With around 500,000 Ukrainians estimated to have left the country in recent days, cities all over Europe, and especially in nations that border Ukraine, are stepping up their preparations to put in place reception structures for people fleeing conflict.
In Ukraine, the city of Lviv, in the West, has already witnessed thousands of people passing through on their way to Poland; while Kharkiv, on the other side of the country, has experienced days of heavy fighting, and Kyiv, the capital, remains under threat.
Speaking this weekend at the Mediterranean Forum, Dario Nardella, President of Eurocities and Mayor of Florence, led the gathering of 60 mayors in a minute of silence. “Cities don’t build walls, they build bridges,” he then said, citing a letter he sent to the mayors of Kyiv and Moscow asking them to join the mayors’ call “for an immediate ceasefire and return to diplomacy”.
“We are peaceful people. We want peace”. The message from the mayor of Kiev, @Vitaliy_Klychko.#Florence and #Kiev sister cities since 1968 🇮🇹🇺🇦 pic.twitter.com/9M2GSmQunH
— Dario Nardella (@DarioNardella) February 25, 2022
Warsaw is among cities preparing support for Ukrainians. “The images of the bombed Ukrainian cities and people who lost everything in an instant are terrifying.
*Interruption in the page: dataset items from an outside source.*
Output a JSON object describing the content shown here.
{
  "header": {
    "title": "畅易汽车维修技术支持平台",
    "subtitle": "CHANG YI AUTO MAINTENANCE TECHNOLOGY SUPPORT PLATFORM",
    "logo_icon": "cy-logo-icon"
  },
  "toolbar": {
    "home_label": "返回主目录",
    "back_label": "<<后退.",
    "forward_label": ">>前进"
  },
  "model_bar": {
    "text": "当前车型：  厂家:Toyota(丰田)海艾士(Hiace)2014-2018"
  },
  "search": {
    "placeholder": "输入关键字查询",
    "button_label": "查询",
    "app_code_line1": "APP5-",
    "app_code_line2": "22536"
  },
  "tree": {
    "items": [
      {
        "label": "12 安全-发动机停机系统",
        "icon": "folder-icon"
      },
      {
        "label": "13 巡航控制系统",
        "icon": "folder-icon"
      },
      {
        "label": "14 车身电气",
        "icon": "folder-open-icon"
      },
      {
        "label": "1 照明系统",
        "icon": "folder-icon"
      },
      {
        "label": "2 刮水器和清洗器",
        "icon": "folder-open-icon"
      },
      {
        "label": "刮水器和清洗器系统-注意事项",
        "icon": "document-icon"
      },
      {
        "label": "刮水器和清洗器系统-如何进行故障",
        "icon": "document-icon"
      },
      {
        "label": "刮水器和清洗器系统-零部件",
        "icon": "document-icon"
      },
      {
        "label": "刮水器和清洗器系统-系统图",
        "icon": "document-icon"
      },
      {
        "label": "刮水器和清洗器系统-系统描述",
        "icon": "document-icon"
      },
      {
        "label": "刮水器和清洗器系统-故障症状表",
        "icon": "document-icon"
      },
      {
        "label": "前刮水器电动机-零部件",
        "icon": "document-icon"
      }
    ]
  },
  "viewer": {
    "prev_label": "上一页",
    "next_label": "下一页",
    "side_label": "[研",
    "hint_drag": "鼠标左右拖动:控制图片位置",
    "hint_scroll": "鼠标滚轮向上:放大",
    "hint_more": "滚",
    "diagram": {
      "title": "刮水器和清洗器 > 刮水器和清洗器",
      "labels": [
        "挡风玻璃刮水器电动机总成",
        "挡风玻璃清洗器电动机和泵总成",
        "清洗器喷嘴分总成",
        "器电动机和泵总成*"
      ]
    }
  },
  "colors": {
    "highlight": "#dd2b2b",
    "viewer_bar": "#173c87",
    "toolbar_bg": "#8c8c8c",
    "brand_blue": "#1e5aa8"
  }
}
Many of them will flee this terrible war to Poland, to Warsaw. We are getting ready to provide them with specific, not only symbolic, help. So that they would have a roof over their heads, find a job, send their children to schools or kindergartens, and even get vaccinated,’ says Rafał Trzaskowski, the Mayor of Warsaw, in a statement on the city website.
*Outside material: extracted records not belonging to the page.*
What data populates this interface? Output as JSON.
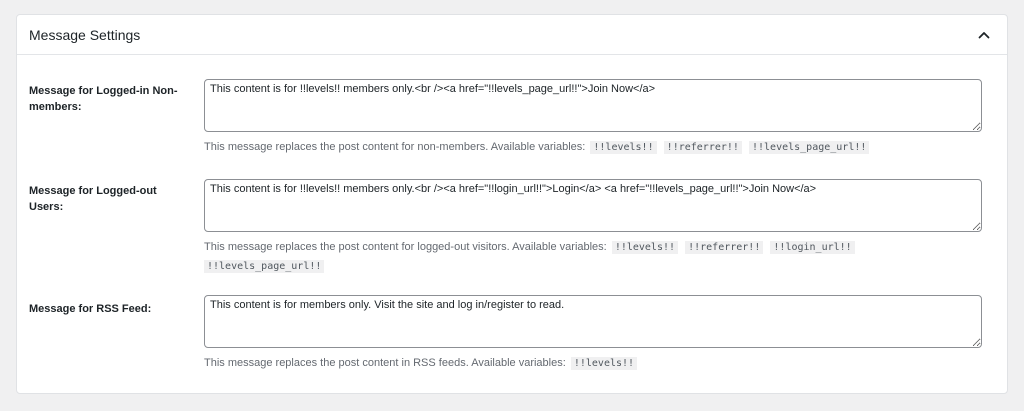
{
  "panel": {
    "title": "Message Settings",
    "collapse_icon": "chevron-up-icon"
  },
  "fields": [
    {
      "label": "Message for Logged-in Non-members:",
      "value": "This content is for !!levels!! members only.<br /><a href=\"!!levels_page_url!!\">Join Now</a>",
      "description": "This message replaces the post content for non-members. Available variables:",
      "variables": [
        "!!levels!!",
        "!!referrer!!",
        "!!levels_page_url!!"
      ]
    },
    {
      "label": "Message for Logged-out Users:",
      "value": "This content is for !!levels!! members only.<br /><a href=\"!!login_url!!\">Login</a> <a href=\"!!levels_page_url!!\">Join Now</a>",
      "description": "This message replaces the post content for logged-out visitors. Available variables:",
      "variables": [
        "!!levels!!",
        "!!referrer!!",
        "!!login_url!!",
        "!!levels_page_url!!"
      ]
    },
    {
      "label": "Message for RSS Feed:",
      "value": "This content is for members only. Visit the site and log in/register to read.",
      "description": "This message replaces the post content in RSS feeds. Available variables:",
      "variables": [
        "!!levels!!"
      ]
    }
  ]
}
Gdansk is offering free public transport to all Ukrainian refugees, and has a set up a donation and collection point for locals to drop off items that might be useful for them.
Riga City Council has made €500,000 available to support Ukrainian refugees and condemned the Russian actions.
Meanwhile, Vilnius is preparing a humanitarian aid plan to accommodate Ukrainian families, ensuring that 1,000 people could be comfortably lodged, with a further 1,900 places available for people who would meet more basic needs for living.
Elsewhere, Prague has made 3,000 beds available for the first expected wave of refugees, and is asking residents to let it be known if they would have further capacity to house refugees in their homes. In addition, the city has also set up information kiosks, and prepared a basic information leaflet for Ukrainians to help orient them once in the city. “I would like to call on all Praguers to show their kindness and tolerance, both to the Ukrainians themselves and to the Russian families who have lived in Prague for a long time and are distancing themselves from Putin’s totalitarian establishment,” says Mayor Zdeněk Hřib on the city website.
Other large cities, such as Madrid and Hamburg are making their existing reception centres available for Ukrainians, and Berlin is preparing to build a dedicated centre.
In France, Lille has already promised 250 spots available for Ukrainians, should it be needed and other cities, such as Lyon, Nancy and Saint-Etienne also say they are ready to welcome refugees.
“The coordination of reception activities, and especially ensuring those cities that will welcome the first arrivals have sufficient capacity, and knowledge of how to do so, demands a European response,” says Katharina Bamberg, Eurocities Policy Advisor on Migration.
Indeed, at European level, the agenda is moving fast. Later in the week, the EU’s Justice and Home Affairs Council looks likely to alleviate the bureaucracy of welcoming those fleeing the war and integration efforts by making it possible for Ukrainian citizens to receive temporary protection of up to three years.
Moreover, financial resources are also being made available via the EU Coronavirus Response Investment Initiative to support the reception of refugees from Ukraine.
“To make this work on the ground, however, it’s crucial that cities will also have access to these monies,” Bamberg points out.
Time and again, including through the Solidarity Cities initiative, municipalities have proven their mettle, stepping up in times of crisis, to act where needed to support people of all walks of life.
As more and more refugees continue to pour out of Ukraine, cities are being asked to do so once again, while many are also preparing other solidarity actions.